From the pen Investments
In this issue we deal with the question of investments. How it can potentially grow our economy and how to define and plan for it, and we also identify the hotspot for future investments: Africa.
Sentiments about our continent, over the past few decades, have transitioned from the loathsome explorer age cries of ‘Deep dark Africa’ to the somewhat more realistic sentiments of ‘Rich Africa, Poor Africans’ to what the world now calls ‘Africa – your time has come’. But if you’re from this continent, then these sentiments are just that, sentiments. Because Africans have intuitively known for decades that our continent with its rich natural resources, is an untapped investor haven. And as Achim Steiner, Executive Director of the UN Environmental programme told Africa ministers of finance, planning and economic development gathered in Ethiopia earlier this year, “This continent is in many ways the envy of the 21st century world. (As) Africa is rich in the kinds of natural resources that in many parts of the world have been over-exploited and diminished by centuries of unsustainable development”.
And The Africa Competitiveness Report (ACR) 2011, the third report jointly published by the World Economic Forum, The African Development Bank and the World Bank, agrees.
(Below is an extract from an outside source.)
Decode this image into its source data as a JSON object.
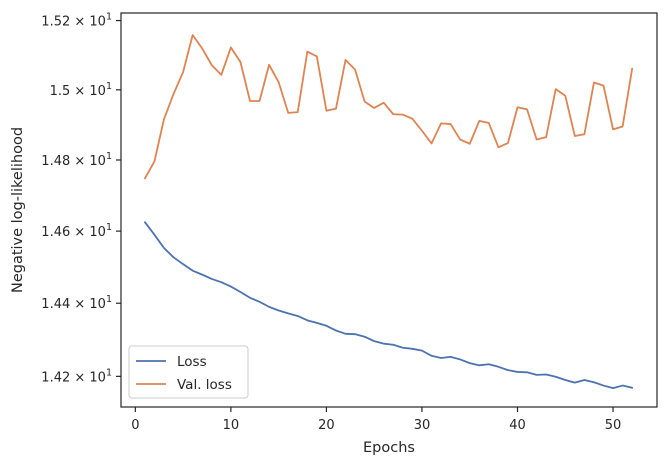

It states in its opening remarks that Africa’s recovery from the global economic crisis has been faster than it has been in many other parts of the world. ‘Indeed, Africa has seen what can be termed an “economic resurgence” over the past decade: between 2001 and 2010, gross domestic product growth on the continent averaged 5.2 percent annually – a rate also expected in 2011, and almost 25 percent greater than the global average of 4.2 percent.’
Although very positive, these figures don’t belie the enormous challenges following decades of non-investment in: education and training, infrastructure development and innovation, policies that promote global interaction, a competent and trustworthy bureaucracy, political stability, good financial and banking policies, public health, and of critical importance – our people.
But, I’m realistically optimistic that Africa’s time has surely come. And, unlike other commentators, I believe that our continent’s slow pace of development, even our colonial past and despotic rule may just have been a necessary cog to ensure that, after a crippling financial and looming environmental crisis, that at least one continent still has untapped resources to help impact growth of the global economy.
So, as the private and public sector begins to consider and consolidate their investment options going forward, the question many pundits agree remains to be asked is: “How will investors respond to Africa’s potential given its complex political, social and economic challenges?”
What we as Africans intuitively know is that, without an investment into our wonderful people of Africa, the true potential of Africa will remain untapped.